Я веселый… Я прожил легкую жизнь. Мне все удавалось, меня считали везучим и даже приносящим счастье. Мне скоро 70. По меньшей мере две трети моей жизни я был веселым счастливчиком: захотел стать скульптором] — стал, захотел стать сцен[аристом] — стал, зах[отел] стать реж[иссером]. Все смог. [Так] что будут воспоминания счастливчика, воспоминания оптимиста![3]
Писателей заставляет приниматься за воспоминания наличие записной книжки и зрелый возраст: жажда к литературному сочинительству иссякает, а привычка писать остается. В результате возникают воспоминания, и часто это лучшее, что создает писатель.
Почему пишут воспоминания кинематографисты — не знаю.
Я лично решил писать в результате инфаркта. Поверьте, это могучий стимул!
Я решил так: надо спешить. Ежели я вскорости поправлюсь, то воспоминания можно отложить, чтобы не повторить ошибку де Голля, который написал три толстых тома, а потом начудил еще на три тома.[4] Зато, если меня уложило (или, скажем, усадило) надолго, — то самое время писать.
Были ведь у меня интересные и ни на что не похожие встречи, были интересные и очень непохожие знакомые, родственники, друзья, попадались мне люди и события, о которых я нередко рассказывал приятелям, и в этих рассказах, говорят, было даже кое-что поучительное.
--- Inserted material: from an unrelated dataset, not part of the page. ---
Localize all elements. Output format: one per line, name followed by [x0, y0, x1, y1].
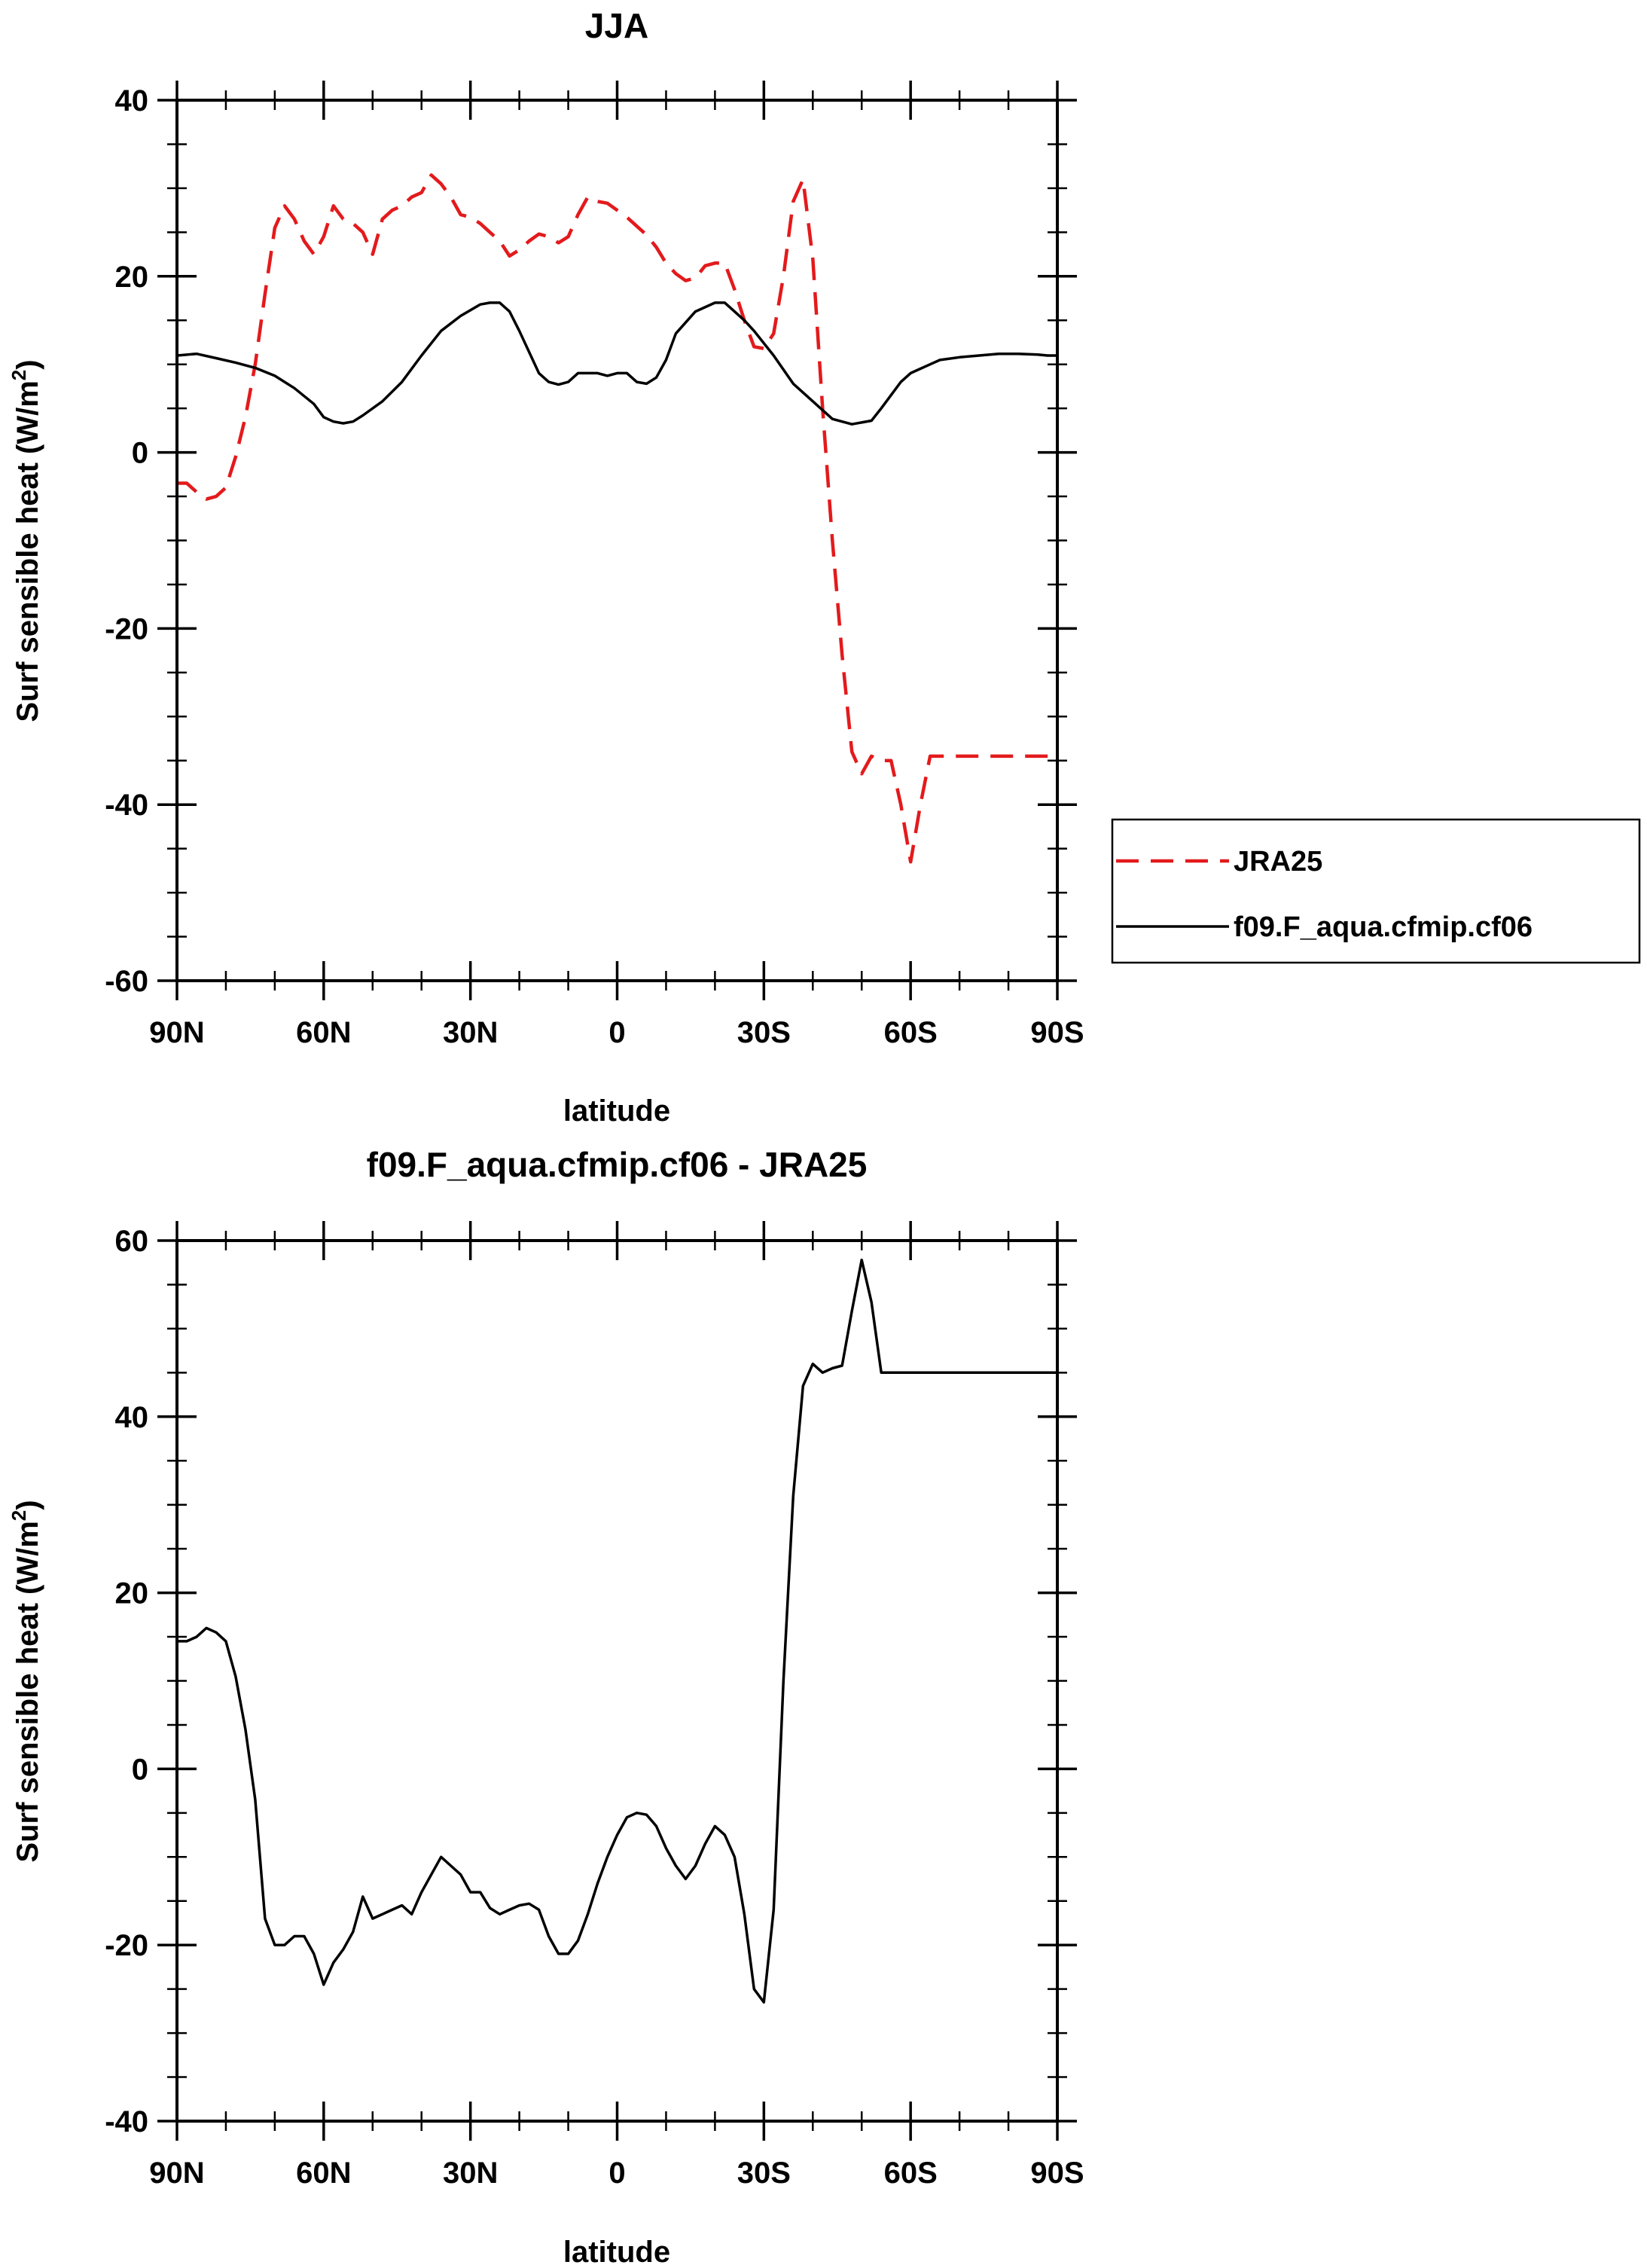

Рассказывать я любил всегда.
Однажды мой покойный брат Саня, Александр, прелестный и умнейший человек, слушал меня и хохотал, — а хохотать он любил до слез, до икоты. Потом, перестав смеяться, он внимательно посмотрел на меня и сказал:
— А знаешь, какой у тебя основной, решающий талант? Ты разговорщик! Ты превосходно рассказываешь и вообще здорово говоришь. Это в тебе самое главное. Остальное — так, между прочим. И скульптура твоя была между прочим, и пишешь между прочим, и кино между прочим. Главное твое дарование — это язык. Ты, брат, просто великий трепач.
— Неужели великий? — сказал я.
— Ну, выдающийся.
Я был польщен.
Во всяком случае, я продолжал рассказывать — часто, охотно и многим.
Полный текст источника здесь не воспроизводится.